In the U.S., goods sourced from Asia – such as apparel, toys and electronics – and shipped to the East Coast may also be affected, Srini Rajagopal, VP of logistics product strategy at Oracle told Supply Chain Dive. Exports from the East Coast, like grains, liquified petroleum gas and liquefied natural gas, may also be affected.
However, any commodity that can be shipped using alternative modes, such as air, may be safe from severe disruption. Zimmerman said the list is small, though, and “only the most expensive goods that move by air or domestically produced and consumed goods or goods that can move internationally by truck will remain unaffected.”
5. What else should shippers know?
Shippers considering shipping from Asia to the Gulf Coast need to be aware that the trade lanes may also be subject to delays due to ongoing drought restrictions at the Panama Canal.
"The Panama canal is still experiencing a drought which is resulting in less vessel slots being available on a daily basis," Anders Schulze, SVP and global head of ocean freight, at Flexport said during a webinar. "The number of slots are expected to decrease going into February, so the Panama delays could increase over the next 6-8 weeks."
Besides tackling alternative shipping routes, shippers should also look into material sourcing strategies, Rajagopal said.
“This includes multi-sourcing (using multiple suppliers for a certain material in case one of the suppliers is unavailable) and sourcing materials in-region (using sources that are physically closer to the manufacturing hubs),” Rajagopal said.
In addition, shippers should be wary of their insurance premiums.

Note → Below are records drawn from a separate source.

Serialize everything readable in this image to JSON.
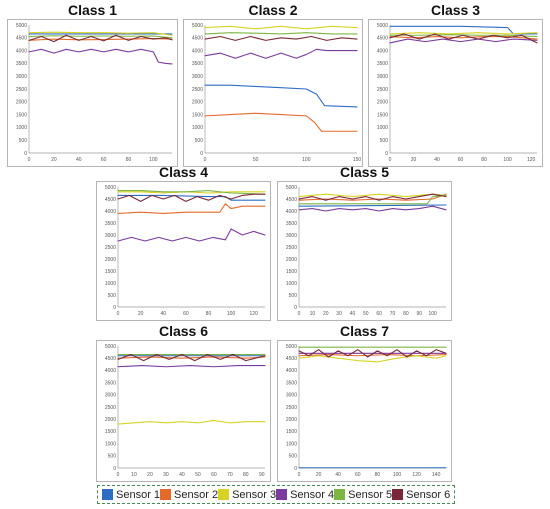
{
  "chart_data": [
    {
      "type": "line",
      "title": "Class 1",
      "xlim": [
        0,
        115
      ],
      "ylim": [
        0,
        5000
      ],
      "xticks": [
        0,
        20,
        40,
        60,
        80,
        100
      ],
      "yticks": [
        0,
        500,
        1000,
        1500,
        2000,
        2500,
        3000,
        3500,
        4000,
        4500,
        5000
      ],
      "series": [
        {
          "name": "Sensor 1",
          "x": [
            0,
            115
          ],
          "y": [
            4650,
            4650
          ]
        },
        {
          "name": "Sensor 2",
          "x": [
            0,
            20,
            40,
            60,
            80,
            100,
            115
          ],
          "y": [
            4400,
            4450,
            4420,
            4430,
            4450,
            4470,
            4450
          ]
        },
        {
          "name": "Sensor 3",
          "x": [
            0,
            20,
            40,
            60,
            80,
            100,
            115
          ],
          "y": [
            4700,
            4720,
            4700,
            4700,
            4680,
            4700,
            4600
          ]
        },
        {
          "name": "Sensor 4",
          "x": [
            0,
            10,
            20,
            30,
            40,
            50,
            60,
            70,
            80,
            90,
            100,
            104,
            110,
            115
          ],
          "y": [
            3950,
            4050,
            3900,
            4050,
            3950,
            4050,
            3950,
            4050,
            3950,
            4050,
            3950,
            3550,
            3500,
            3480
          ]
        },
        {
          "name": "Sensor 5",
          "x": [
            0,
            20,
            40,
            60,
            80,
            100,
            115
          ],
          "y": [
            4550,
            4580,
            4560,
            4570,
            4560,
            4570,
            4500
          ]
        },
        {
          "name": "Sensor 6",
          "x": [
            0,
            10,
            20,
            30,
            40,
            50,
            60,
            70,
            80,
            90,
            100,
            110,
            115
          ],
          "y": [
            4400,
            4550,
            4350,
            4600,
            4400,
            4550,
            4380,
            4600,
            4400,
            4550,
            4450,
            4500,
            4420
          ]
        }
      ]
    },
    {
      "type": "line",
      "title": "Class 2",
      "xlim": [
        0,
        150
      ],
      "ylim": [
        0,
        5000
      ],
      "xticks": [
        0,
        50,
        100,
        150
      ],
      "yticks": [
        0,
        500,
        1000,
        1500,
        2000,
        2500,
        3000,
        3500,
        4000,
        4500,
        5000
      ],
      "series": [
        {
          "name": "Sensor 1",
          "x": [
            0,
            25,
            50,
            75,
            100,
            110,
            118,
            150
          ],
          "y": [
            2650,
            2650,
            2600,
            2550,
            2500,
            2300,
            1850,
            1800
          ]
        },
        {
          "name": "Sensor 2",
          "x": [
            0,
            25,
            50,
            75,
            100,
            108,
            115,
            150
          ],
          "y": [
            1450,
            1500,
            1550,
            1500,
            1450,
            1200,
            850,
            850
          ]
        },
        {
          "name": "Sensor 3",
          "x": [
            0,
            25,
            50,
            75,
            100,
            125,
            150
          ],
          "y": [
            4900,
            4950,
            4850,
            4950,
            4850,
            4950,
            4900
          ]
        },
        {
          "name": "Sensor 4",
          "x": [
            0,
            15,
            30,
            45,
            60,
            75,
            90,
            100,
            110,
            120,
            135,
            150
          ],
          "y": [
            3800,
            3900,
            3700,
            3900,
            3700,
            3900,
            3700,
            3850,
            4050,
            4000,
            4000,
            4000
          ]
        },
        {
          "name": "Sensor 5",
          "x": [
            0,
            25,
            50,
            75,
            100,
            125,
            150
          ],
          "y": [
            4650,
            4700,
            4680,
            4650,
            4700,
            4650,
            4650
          ]
        },
        {
          "name": "Sensor 6",
          "x": [
            0,
            15,
            30,
            45,
            60,
            75,
            90,
            105,
            120,
            135,
            150
          ],
          "y": [
            4450,
            4550,
            4400,
            4550,
            4400,
            4500,
            4450,
            4550,
            4400,
            4500,
            4450
          ]
        }
      ]
    },
    {
      "type": "line",
      "title": "Class 3",
      "xlim": [
        0,
        125
      ],
      "ylim": [
        0,
        5000
      ],
      "xticks": [
        0,
        20,
        40,
        60,
        80,
        100,
        120
      ],
      "yticks": [
        0,
        500,
        1000,
        1500,
        2000,
        2500,
        3000,
        3500,
        4000,
        4500,
        5000
      ],
      "series": [
        {
          "name": "Sensor 1",
          "x": [
            0,
            60,
            100,
            105,
            125
          ],
          "y": [
            4950,
            4950,
            4900,
            4650,
            4650
          ]
        },
        {
          "name": "Sensor 2",
          "x": [
            0,
            20,
            40,
            60,
            80,
            100,
            125
          ],
          "y": [
            4550,
            4500,
            4550,
            4500,
            4550,
            4550,
            4450
          ]
        },
        {
          "name": "Sensor 3",
          "x": [
            0,
            25,
            50,
            75,
            100,
            125
          ],
          "y": [
            4650,
            4700,
            4650,
            4700,
            4650,
            4700
          ]
        },
        {
          "name": "Sensor 4",
          "x": [
            0,
            15,
            30,
            45,
            60,
            75,
            90,
            105,
            125
          ],
          "y": [
            4300,
            4450,
            4350,
            4450,
            4350,
            4450,
            4350,
            4450,
            4400
          ]
        },
        {
          "name": "Sensor 5",
          "x": [
            0,
            25,
            50,
            75,
            100,
            125
          ],
          "y": [
            4600,
            4600,
            4620,
            4600,
            4600,
            4550
          ]
        },
        {
          "name": "Sensor 6",
          "x": [
            0,
            12,
            25,
            38,
            50,
            62,
            75,
            88,
            100,
            112,
            125
          ],
          "y": [
            4500,
            4650,
            4450,
            4650,
            4450,
            4600,
            4450,
            4600,
            4500,
            4600,
            4300
          ]
        }
      ]
    },
    {
      "type": "line",
      "title": "Class 4",
      "xlim": [
        0,
        130
      ],
      "ylim": [
        0,
        5000
      ],
      "xticks": [
        0,
        20,
        40,
        60,
        80,
        100,
        120
      ],
      "yticks": [
        0,
        500,
        1000,
        1500,
        2000,
        2500,
        3000,
        3500,
        4000,
        4500,
        5000
      ],
      "series": [
        {
          "name": "Sensor 1",
          "x": [
            0,
            40,
            80,
            95,
            100,
            130
          ],
          "y": [
            4650,
            4650,
            4600,
            4600,
            4450,
            4450
          ]
        },
        {
          "name": "Sensor 2",
          "x": [
            0,
            20,
            40,
            60,
            80,
            90,
            95,
            100,
            110,
            130
          ],
          "y": [
            3900,
            3950,
            3900,
            3950,
            3950,
            3950,
            4300,
            4100,
            4200,
            4200
          ]
        },
        {
          "name": "Sensor 3",
          "x": [
            0,
            20,
            40,
            60,
            80,
            100,
            130
          ],
          "y": [
            4800,
            4800,
            4750,
            4800,
            4750,
            4800,
            4800
          ]
        },
        {
          "name": "Sensor 4",
          "x": [
            0,
            12,
            24,
            36,
            48,
            60,
            72,
            84,
            95,
            100,
            110,
            120,
            130
          ],
          "y": [
            2750,
            2900,
            2750,
            2900,
            2750,
            2900,
            2750,
            2900,
            2800,
            3250,
            3000,
            3150,
            3000
          ]
        },
        {
          "name": "Sensor 5",
          "x": [
            0,
            20,
            40,
            60,
            80,
            100,
            130
          ],
          "y": [
            4850,
            4850,
            4800,
            4800,
            4850,
            4750,
            4700
          ]
        },
        {
          "name": "Sensor 6",
          "x": [
            0,
            10,
            20,
            30,
            40,
            50,
            60,
            70,
            80,
            90,
            100,
            110,
            120,
            130
          ],
          "y": [
            4500,
            4650,
            4400,
            4650,
            4500,
            4650,
            4400,
            4600,
            4450,
            4650,
            4500,
            4650,
            4700,
            4700
          ]
        }
      ]
    },
    {
      "type": "line",
      "title": "Class 5",
      "xlim": [
        0,
        110
      ],
      "ylim": [
        0,
        5000
      ],
      "xticks": [
        0,
        10,
        20,
        30,
        40,
        50,
        60,
        70,
        80,
        90,
        100
      ],
      "yticks": [
        0,
        500,
        1000,
        1500,
        2000,
        2500,
        3000,
        3500,
        4000,
        4500,
        5000
      ],
      "series": [
        {
          "name": "Sensor 1",
          "x": [
            0,
            110
          ],
          "y": [
            4200,
            4250
          ]
        },
        {
          "name": "Sensor 2",
          "x": [
            0,
            20,
            40,
            60,
            80,
            100,
            110
          ],
          "y": [
            4450,
            4500,
            4450,
            4500,
            4450,
            4500,
            4700
          ]
        },
        {
          "name": "Sensor 3",
          "x": [
            0,
            20,
            40,
            60,
            80,
            100,
            110
          ],
          "y": [
            4600,
            4700,
            4600,
            4700,
            4600,
            4700,
            4650
          ]
        },
        {
          "name": "Sensor 4",
          "x": [
            0,
            10,
            20,
            30,
            40,
            50,
            60,
            70,
            80,
            90,
            100,
            110
          ],
          "y": [
            4050,
            4100,
            4000,
            4100,
            4050,
            4100,
            4000,
            4100,
            4050,
            4100,
            4200,
            4050
          ]
        },
        {
          "name": "Sensor 5",
          "x": [
            0,
            20,
            40,
            60,
            80,
            96,
            100,
            110
          ],
          "y": [
            4300,
            4300,
            4300,
            4300,
            4300,
            4300,
            4600,
            4650
          ]
        },
        {
          "name": "Sensor 6",
          "x": [
            0,
            10,
            20,
            30,
            40,
            50,
            60,
            70,
            80,
            90,
            100,
            110
          ],
          "y": [
            4500,
            4600,
            4450,
            4600,
            4500,
            4600,
            4450,
            4600,
            4500,
            4600,
            4700,
            4600
          ]
        }
      ]
    },
    {
      "type": "line",
      "title": "Class 6",
      "xlim": [
        0,
        92
      ],
      "ylim": [
        0,
        5000
      ],
      "xticks": [
        0,
        10,
        20,
        30,
        40,
        50,
        60,
        70,
        80,
        90
      ],
      "yticks": [
        0,
        500,
        1000,
        1500,
        2000,
        2500,
        3000,
        3500,
        4000,
        4500,
        5000
      ],
      "series": [
        {
          "name": "Sensor 1",
          "x": [
            0,
            92
          ],
          "y": [
            4600,
            4600
          ]
        },
        {
          "name": "Sensor 2",
          "x": [
            0,
            20,
            40,
            60,
            80,
            92
          ],
          "y": [
            4500,
            4550,
            4500,
            4550,
            4500,
            4550
          ]
        },
        {
          "name": "Sensor 3",
          "x": [
            0,
            10,
            20,
            30,
            40,
            50,
            60,
            70,
            80,
            92
          ],
          "y": [
            1800,
            1850,
            1900,
            1850,
            1900,
            1850,
            1950,
            1850,
            1900,
            1900
          ]
        },
        {
          "name": "Sensor 4",
          "x": [
            0,
            15,
            30,
            45,
            60,
            75,
            92
          ],
          "y": [
            4150,
            4200,
            4150,
            4200,
            4150,
            4200,
            4200
          ]
        },
        {
          "name": "Sensor 5",
          "x": [
            0,
            20,
            40,
            60,
            80,
            92
          ],
          "y": [
            4650,
            4650,
            4650,
            4650,
            4650,
            4650
          ]
        },
        {
          "name": "Sensor 6",
          "x": [
            0,
            8,
            16,
            24,
            32,
            40,
            48,
            56,
            64,
            72,
            80,
            92
          ],
          "y": [
            4450,
            4650,
            4400,
            4650,
            4450,
            4650,
            4400,
            4650,
            4450,
            4650,
            4400,
            4600
          ]
        }
      ]
    },
    {
      "type": "line",
      "title": "Class 7",
      "xlim": [
        0,
        150
      ],
      "ylim": [
        0,
        5000
      ],
      "xticks": [
        0,
        20,
        40,
        60,
        80,
        100,
        120,
        140
      ],
      "yticks": [
        0,
        500,
        1000,
        1500,
        2000,
        2500,
        3000,
        3500,
        4000,
        4500,
        5000
      ],
      "series": [
        {
          "name": "Sensor 1",
          "x": [
            0,
            150
          ],
          "y": [
            10,
            10
          ]
        },
        {
          "name": "Sensor 2",
          "x": [
            0,
            30,
            60,
            90,
            120,
            150
          ],
          "y": [
            4600,
            4650,
            4600,
            4650,
            4600,
            4650
          ]
        },
        {
          "name": "Sensor 3",
          "x": [
            0,
            20,
            40,
            60,
            80,
            100,
            120,
            140,
            150
          ],
          "y": [
            4500,
            4600,
            4500,
            4400,
            4350,
            4500,
            4600,
            4500,
            4600
          ]
        },
        {
          "name": "Sensor 4",
          "x": [
            0,
            150
          ],
          "y": [
            4700,
            4700
          ]
        },
        {
          "name": "Sensor 5",
          "x": [
            0,
            40,
            80,
            120,
            150
          ],
          "y": [
            4950,
            4950,
            4950,
            4950,
            4950
          ]
        },
        {
          "name": "Sensor 6",
          "x": [
            0,
            10,
            20,
            30,
            40,
            50,
            60,
            70,
            80,
            90,
            100,
            110,
            120,
            130,
            140,
            150
          ],
          "y": [
            4800,
            4600,
            4850,
            4550,
            4800,
            4600,
            4850,
            4550,
            4800,
            4600,
            4850,
            4550,
            4800,
            4600,
            4850,
            4700
          ]
        }
      ]
    }
  ],
  "legend": {
    "items": [
      {
        "label": "Sensor 1",
        "color": "#2e6dc4"
      },
      {
        "label": "Sensor 2",
        "color": "#e46a2b"
      },
      {
        "label": "Sensor 3",
        "color": "#d6d324"
      },
      {
        "label": "Sensor 4",
        "color": "#7a3a9e"
      },
      {
        "label": "Sensor 5",
        "color": "#7db542"
      },
      {
        "label": "Sensor 6",
        "color": "#7a2838"
      }
    ]
  },
  "colors": {
    "Sensor 1": "#2e6dc4",
    "Sensor 2": "#e46a2b",
    "Sensor 3": "#d6d324",
    "Sensor 4": "#7a3a9e",
    "Sensor 5": "#7db542",
    "Sensor 6": "#7a2838"
  }
}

While there are some small niche carriers that can offer shippers an Asia to Mediterranean service route using the Suez Canal, shippers need to realize this comes with a risk, Jensen said during a Flexport webinar on Wednesday.
“You do risk losing your cargo, but I would also read insurance premiums extremely carefully to see if you are covered in a situation where the risk is this obvious," Jensen said. "I would not be surprised, as some might find it impossible to get their cargo insured at all.”
Kelly Stroh contributed to this story.